Talking with a colleague, I was trying to draw a distinction between the different kinds of questions people ask when looking for direction. A simple lens materialized. I hope it will be as useful for you as it has been for me.
Imagine a fun medieval-themed board game, where we all draw different cards. Based on the cards we draw, we want to know different things and want to see different parts of the overall picture. There are three archetypes: Archers, Captains, and Strategists.
When we draw the Archer card, we don’t really care about the larger picture or the depth of nuance within the situation. We just want to have clarity on what needs to be done. For Archers, the question is “Where do we shoot?” As an example, when I sign up for volunteer work, I tend to draw the Archer card. I just want to chip in, relying on others to organize me. Wash dishes? Okay. Clean tables? Sure. Stack chairs? You’ve got it. When I have the Archer card, my satisfaction comes from getting stuff done.

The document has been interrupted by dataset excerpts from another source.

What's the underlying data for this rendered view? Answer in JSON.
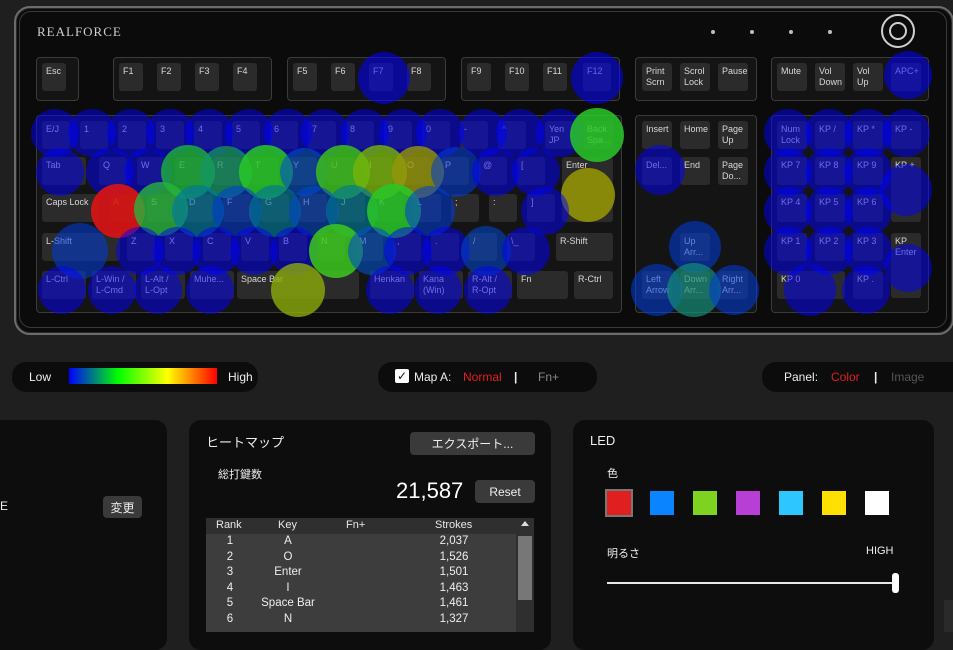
{
  "brand": "REALFORCE",
  "colors": {
    "accent_red": "#e02020",
    "heat_high": "#ff0000",
    "heat_low": "#0000ff"
  },
  "keys": [
    {
      "id": "esc",
      "label": "Esc"
    },
    {
      "id": "f1",
      "label": "F1"
    },
    {
      "id": "f2",
      "label": "F2"
    },
    {
      "id": "f3",
      "label": "F3"
    },
    {
      "id": "f4",
      "label": "F4"
    },
    {
      "id": "f5",
      "label": "F5"
    },
    {
      "id": "f6",
      "label": "F6"
    },
    {
      "id": "f7",
      "label": "F7"
    },
    {
      "id": "f8",
      "label": "F8"
    },
    {
      "id": "f9",
      "label": "F9"
    },
    {
      "id": "f10",
      "label": "F10"
    },
    {
      "id": "f11",
      "label": "F11"
    },
    {
      "id": "f12",
      "label": "F12"
    },
    {
      "id": "prtsc",
      "label": "Print\nScrn"
    },
    {
      "id": "scrlk",
      "label": "Scrol\nLock"
    },
    {
      "id": "pause",
      "label": "Pause"
    },
    {
      "id": "mute",
      "label": "Mute"
    },
    {
      "id": "voldn",
      "label": "Vol\nDown"
    },
    {
      "id": "volup",
      "label": "Vol\nUp"
    },
    {
      "id": "apc",
      "label": "APC+"
    },
    {
      "id": "ej",
      "label": "E/J"
    },
    {
      "id": "n1",
      "label": "1"
    },
    {
      "id": "n2",
      "label": "2"
    },
    {
      "id": "n3",
      "label": "3"
    },
    {
      "id": "n4",
      "label": "4"
    },
    {
      "id": "n5",
      "label": "5"
    },
    {
      "id": "n6",
      "label": "6"
    },
    {
      "id": "n7",
      "label": "7"
    },
    {
      "id": "n8",
      "label": "8"
    },
    {
      "id": "n9",
      "label": "9"
    },
    {
      "id": "n0",
      "label": "0"
    },
    {
      "id": "minus",
      "label": "-"
    },
    {
      "id": "caret",
      "label": "^"
    },
    {
      "id": "yen",
      "label": "Yen\nJP"
    },
    {
      "id": "bksp",
      "label": "Back\nSpa..."
    },
    {
      "id": "ins",
      "label": "Insert"
    },
    {
      "id": "home",
      "label": "Home"
    },
    {
      "id": "pgup",
      "label": "Page\nUp"
    },
    {
      "id": "numlk",
      "label": "Num\nLock"
    },
    {
      "id": "kpdiv",
      "label": "KP /"
    },
    {
      "id": "kpmul",
      "label": "KP *"
    },
    {
      "id": "kpsub",
      "label": "KP -"
    },
    {
      "id": "tab",
      "label": "Tab"
    },
    {
      "id": "q",
      "label": "Q"
    },
    {
      "id": "w",
      "label": "W"
    },
    {
      "id": "e",
      "label": "E"
    },
    {
      "id": "r",
      "label": "R"
    },
    {
      "id": "t",
      "label": "T"
    },
    {
      "id": "y",
      "label": "Y"
    },
    {
      "id": "u",
      "label": "U"
    },
    {
      "id": "i",
      "label": "I"
    },
    {
      "id": "o",
      "label": "O"
    },
    {
      "id": "p",
      "label": "P"
    },
    {
      "id": "at",
      "label": "@"
    },
    {
      "id": "lbr",
      "label": "["
    },
    {
      "id": "enter",
      "label": "Enter"
    },
    {
      "id": "del",
      "label": "Del..."
    },
    {
      "id": "end",
      "label": "End"
    },
    {
      "id": "pgdn",
      "label": "Page\nDo..."
    },
    {
      "id": "kp7",
      "label": "KP 7"
    },
    {
      "id": "kp8",
      "label": "KP 8"
    },
    {
      "id": "kp9",
      "label": "KP 9"
    },
    {
      "id": "kpadd",
      "label": "KP +"
    },
    {
      "id": "caps",
      "label": "Caps Lock"
    },
    {
      "id": "a",
      "label": "A"
    },
    {
      "id": "s",
      "label": "S"
    },
    {
      "id": "d",
      "label": "D"
    },
    {
      "id": "f",
      "label": "F"
    },
    {
      "id": "g",
      "label": "G"
    },
    {
      "id": "h",
      "label": "H"
    },
    {
      "id": "j",
      "label": "J"
    },
    {
      "id": "k",
      "label": "K"
    },
    {
      "id": "l",
      "label": "L"
    },
    {
      "id": "semi",
      "label": ";"
    },
    {
      "id": "colon",
      "label": ":"
    },
    {
      "id": "rbr",
      "label": "]"
    },
    {
      "id": "kp4",
      "label": "KP 4"
    },
    {
      "id": "kp5",
      "label": "KP 5"
    },
    {
      "id": "kp6",
      "label": "KP 6"
    },
    {
      "id": "lshift",
      "label": "L-Shift"
    },
    {
      "id": "z",
      "label": "Z"
    },
    {
      "id": "x",
      "label": "X"
    },
    {
      "id": "c",
      "label": "C"
    },
    {
      "id": "v",
      "label": "V"
    },
    {
      "id": "b",
      "label": "B"
    },
    {
      "id": "n",
      "label": "N"
    },
    {
      "id": "m",
      "label": "M"
    },
    {
      "id": "comma",
      "label": ","
    },
    {
      "id": "dot",
      "label": "."
    },
    {
      "id": "slash",
      "label": "/"
    },
    {
      "id": "bslash",
      "label": "\\_"
    },
    {
      "id": "rshift",
      "label": "R-Shift"
    },
    {
      "id": "up",
      "label": "Up\nArr..."
    },
    {
      "id": "kp1",
      "label": "KP 1"
    },
    {
      "id": "kp2",
      "label": "KP 2"
    },
    {
      "id": "kp3",
      "label": "KP 3"
    },
    {
      "id": "kpenter",
      "label": "KP\nEnter"
    },
    {
      "id": "lctrl",
      "label": "L-Ctrl"
    },
    {
      "id": "lwin",
      "label": "L-Win /\nL-Cmd"
    },
    {
      "id": "lalt",
      "label": "L-Alt /\nL-Opt"
    },
    {
      "id": "muhe",
      "label": "Muhe..."
    },
    {
      "id": "space",
      "label": "Space Bar"
    },
    {
      "id": "henkan",
      "label": "Henkan"
    },
    {
      "id": "kana",
      "label": "Kana\n(Win)"
    },
    {
      "id": "ralt",
      "label": "R-Alt /\nR-Opt"
    },
    {
      "id": "fn",
      "label": "Fn"
    },
    {
      "id": "rctrl",
      "label": "R-Ctrl"
    },
    {
      "id": "left",
      "label": "Left\nArrow"
    },
    {
      "id": "down",
      "label": "Down\nArr..."
    },
    {
      "id": "right",
      "label": "Right\nArr..."
    },
    {
      "id": "kp0",
      "label": "KP 0"
    },
    {
      "id": "kpdot",
      "label": "KP ."
    }
  ],
  "legend": {
    "low": "Low",
    "high": "High"
  },
  "map": {
    "label": "Map A:",
    "normal": "Normal",
    "sep": "|",
    "fn": "Fn+",
    "checked": true
  },
  "panel": {
    "label": "Panel:",
    "color": "Color",
    "sep": "|",
    "image": "Image"
  },
  "left_card": {
    "partial_text": "E",
    "change_button": "変更"
  },
  "heatmap": {
    "title": "ヒートマップ",
    "export_button": "エクスポート...",
    "total_label": "総打鍵数",
    "total_value": "21,587",
    "reset_button": "Reset",
    "columns": [
      "Rank",
      "Key",
      "Fn+",
      "Strokes"
    ],
    "rows": [
      {
        "rank": "1",
        "key": "A",
        "fn": "",
        "strokes": "2,037"
      },
      {
        "rank": "2",
        "key": "O",
        "fn": "",
        "strokes": "1,526"
      },
      {
        "rank": "3",
        "key": "Enter",
        "fn": "",
        "strokes": "1,501"
      },
      {
        "rank": "4",
        "key": "I",
        "fn": "",
        "strokes": "1,463"
      },
      {
        "rank": "5",
        "key": "Space Bar",
        "fn": "",
        "strokes": "1,461"
      },
      {
        "rank": "6",
        "key": "N",
        "fn": "",
        "strokes": "1,327"
      }
    ]
  },
  "led": {
    "title": "LED",
    "color_label": "色",
    "swatches": [
      "#e02020",
      "#0a84ff",
      "#7ed321",
      "#b83fd6",
      "#2ec6ff",
      "#ffe000",
      "#ffffff"
    ],
    "brightness_label": "明るさ",
    "brightness_value": "HIGH",
    "brightness_level": 1.0
  }
}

When we draw the Captain card, we are asked to see enough of a larger picture to make sure that all those arrows not just hit the target, but that each round of our game progresses in service of some sort of intention. Captains lead. Stepping into a TL role is like drawing a Captain card: you are given a broad mandate of some sort, and it’s on you to figure out how to organize your colleague’s collective capabilities to fulfill it. Captains ask the “What are we winning?” question. In my example of TLs, the clarity of that mandate is paramount. All their reasoning sits on top of it. If the mandate is loose, so are the winning conditions – which rarely leads to desired outcomes.
Occasionally, I get confused and, when given the Archer card, I try to act as a Captain. This can be somewhat stressful. When given a target, Captains aren’t content until they understand the problem being solved and make their own conclusion that this is indeed the right target at which to aim. And if it’s not, it can be quite draining to see everyone around me blissfully shooting arrows in what I believe is the wrong direction. I am guessing this happens to you, too?
Finally, when we draw the Strategist card, we are asked to situate all underlying intentions of Captains and Archers in the larger picture of the game. If we do indeed win, why is that significant? What happens next? What is the longer arc of this adventure? Strategists want to see it all. Strategists assume that targets will be chosen and rounds won or lost, skipping over to the effects of these moves on the larger environment. It’s the overall change in this environment that they are most interested in. Strategists discern a system of rules within the game and help Captains frame problems into mandates. The question Strategists ask is “What is the game?”
If I were to make such a game more life-like, I would employ the likes of that UNO Attack! shuffler, which tosses cards at us in handfuls. We’re always an Archer, a Captain, and a Strategist — and often, it’s hard to tell which card we’re currently holding. To add to the chaos, some of us lean toward Archer, and some Captain or Strategist, acting the archetype even if it’s different from the card we’re dealt. It’s a crazy game.
One of the many insights that this lens produced for me was that when communicating direction within an organization, it may be useful to structure it as a layering of these questions. We start with a brief answer to “Where do we shoot?”, then provide a more broad “What are we winning?” and close with the expansive “What is the game?” This way, when I am an Archer, I can quickly get my target list and go at it. When I am a Captain, I can dig a bit deeper and find clarity of my mandate. Last but not least, as a Strategist, I will appreciate the full rigor of exploring the system in which this particular direction is located.